Hacker News new | ask | show | jobs
by wodenokoto 4212 days ago
The problem here is very much effectiveness per time unit, as the author writes. It would probably need to be re-implemented in optimized C code in order to truly test it against other optimized engines.

I think the take away here is how relatively easy it is to make a decent AI for a complex game using neural networks.

2 comments

I do not think that is correct. With chess, you face exponential branching that quickly overwhelms your language-dependent speedup.

Is your python code e.g. 10x times slower than C code? With a branching factor of e.g. 10, that would mean you only search to depth 9 ply whilst C would search to 10 ply [a]. You are not losing that much! A ballpark ELO grade would not vary qualitatively between python and C.

[a] With alpha-beta search, maybe it is 8 ply vs 10 ply. Also the branching factor is larger than 10. But the point remains valid.

It's using theano that generates CUDA code. Before reimplementing I would start with profiling the generated code to spot the main computational bottlenecks.
Actually:

> Faster evaluation function: I didn’t use the GPU for playing, only for training.

So indeed it could probably be optimized. But first I would profile as it can be the case that the bottleneck is Matrix Matrix multiplication in numpy which already delegates computation to an optimized third party library (e.g. OpenBLAS). Maybe it's worth using the GPU at play time as well.

"Maybe it's worth using the GPU at play time as well."

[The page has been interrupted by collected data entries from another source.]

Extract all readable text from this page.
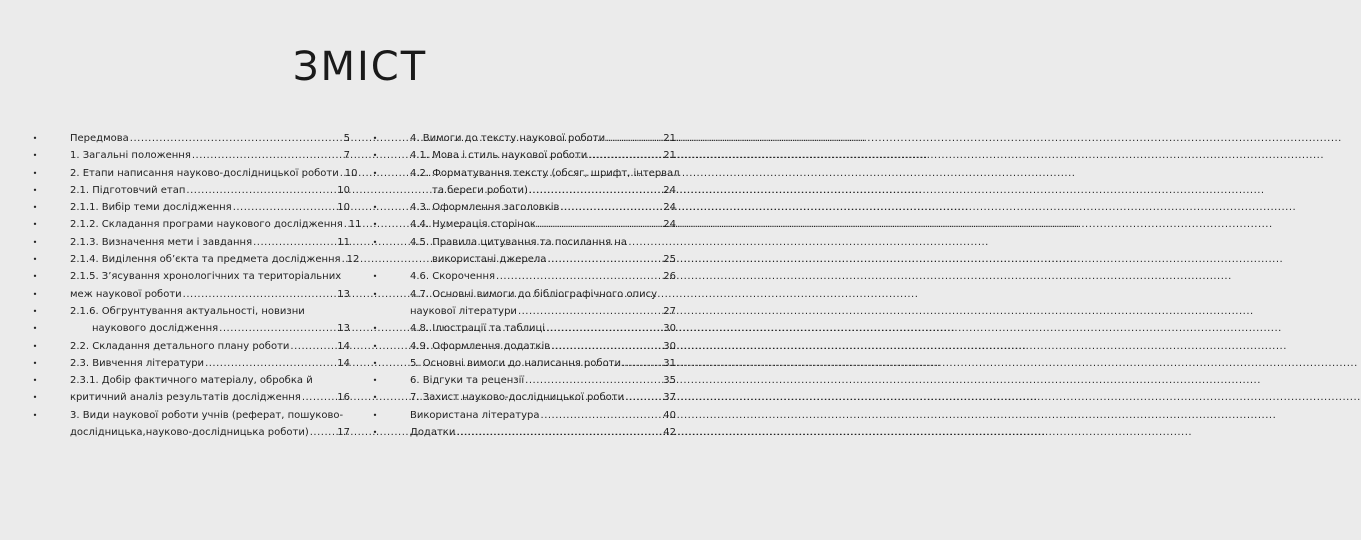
ЗМІСТ
•	Передмова .....	5
•	1. Загальні положення .....	7
•	2. Етапи написання науково-дослідницької роботи ..... 10
•	2.1. Підготовчий етап .....	10
•	2.1.1. Вибір теми дослідження .....	10
•	2.1.2. Складання програми наукового дослідження ..... 11
•	2.1.3. Визначення мети і завдання .....	11
•	2.1.4. Виділення об’єкта та предмета дослідження ..... 12
•	2.1.5. З’ясування хронологічних та територіальних
•	меж наукової роботи .....	13
•	2.1.6. Обгрунтування актуальності, новизни
•	наукового дослідження .....	13
•	2.2. Складання детального плану роботи .....	14
•	2.3. Вивчення літератури .....	14
•	2.3.1. Добір фактичного матеріалу, обробка й
•	критичний аналіз результатів дослідження .....	16
•	3. Види наукової роботи учнів (реферат, пошуково-
дослідницька,науково-дослідницька роботи) .....	17
•	4. Вимоги до тексту наукової роботи .....	21
•	4.1. Мова і стиль наукової роботи .....	21
•	4.2. Форматування тексту (обсяг, шрифт, інтервал
та береги роботи) .....	24
•	4.3. Оформлення заголовків .....	24
•	4.4. Нумерація сторінок .....	24
•	4.5. Правила цитування та посилання на
використані джерела .....	25
•	4.6. Скорочення .....	26
•	4.7. Основні вимоги до бібліографічного опису
наукової літератури .....	27
•	4.8. Ілюстрації та таблиці .....	30
•	4.9. Оформлення додатків .....	30
•	5. Основні вимоги до написання роботи .....	31
•	6. Відгуки та рецензії .....	35
•	7. Захист науково-дослідницької роботи .....	37
•	Використана література .....	40
•	Додатки .....	42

The difficulty there is that sending data to and from the GPU is slow. You need to avoid data transfers, which might mean trying to do everything on the GPU. But the SIMD cores on the GPU are likely to perform poorly due to all the branch statements in chess code.

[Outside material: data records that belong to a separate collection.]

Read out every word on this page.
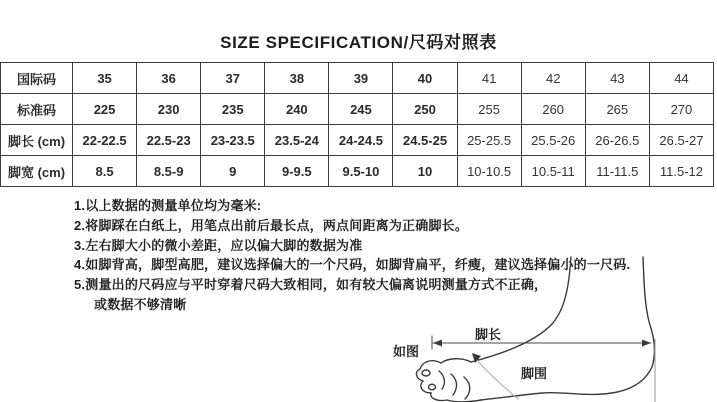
SIZE SPECIFICATION/尺码对照表
国际码	35	36	37	38	39	40	41	42	43	44
标准码	225	230	235	240	245	250	255	260	265	270
脚长 (cm)	22-22.5	22.5-23	23-23.5	23.5-24	24-24.5	24.5-25	25-25.5	25.5-26	26-26.5	26.5-27
脚宽 (cm)	8.5	8.5-9	9	9-9.5	9.5-10	10	10-10.5	10.5-11	11-11.5	11.5-12
1.以上数据的测量单位均为毫米:
2.将脚踩在白纸上，用笔点出前后最长点，两点间距离为正确脚长。
3.左右脚大小的微小差距，应以偏大脚的数据为准
4.如脚背高，脚型高肥，建议选择偏大的一个尺码，如脚背扁平，纤瘦，建议选择偏小的一尺码.
5.测量出的尺码应与平时穿着尺码大致相同，如有较大偏离说明测量方式不正确，
或数据不够清晰
如图
脚长
脚围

This may be naive, but board state can be encoded very efficiently using FEN[1] - as an example, the starting board state only takes up 57 bytes.

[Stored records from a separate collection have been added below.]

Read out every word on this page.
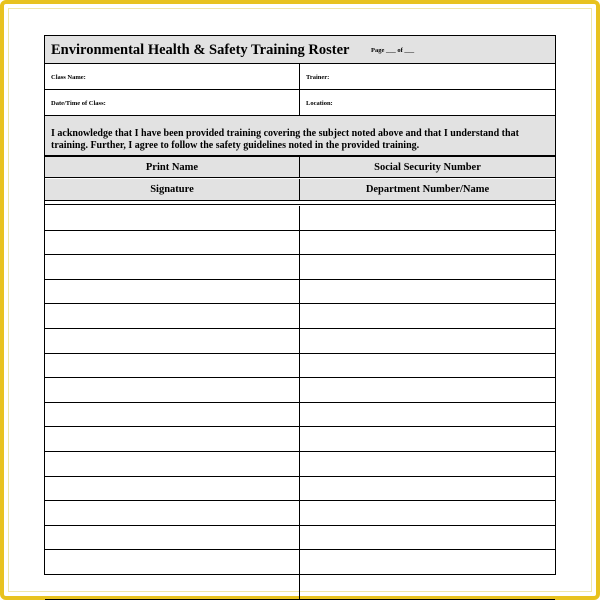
Environmental Health & Safety Training Roster	Page ___ of ___
Class Name:	Trainer:
Date/Time of Class:	Location:
I acknowledge that I have been provided training covering the subject noted above and that I understand that training. Further, I agree to follow the safety guidelines noted in the provided training.
Print Name	Social Security Number
Signature	Department Number/Name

[1]:https://chessprogramming.wikispaces.com/Forsyth-Edwards+Nota...

There is a delay from sending any data to/from the GPU.

Generally you aim to give the GPU a 'large' task (or many small tasks), then ask for the answer(s) in 1 batch and wait while it is transferred across.

If you have many small tasks where each answer is sent back separately, and you need that answer before requesting the next task, then you will be very slow, even if the data sent/received is small. A naive implementation of the chess algorithm here (with alpha-beta pruning (which has many if-then branches)) would be like this :/

There might still be ways to speed up at play time by evaluating batches of candidate points in the same evaluation function call in the GPU.
CUDA is used to learn the evaluation function, at play time it uses a Python implementation of Negamax that uses this evaluation function to estimate how good are the leaf positions.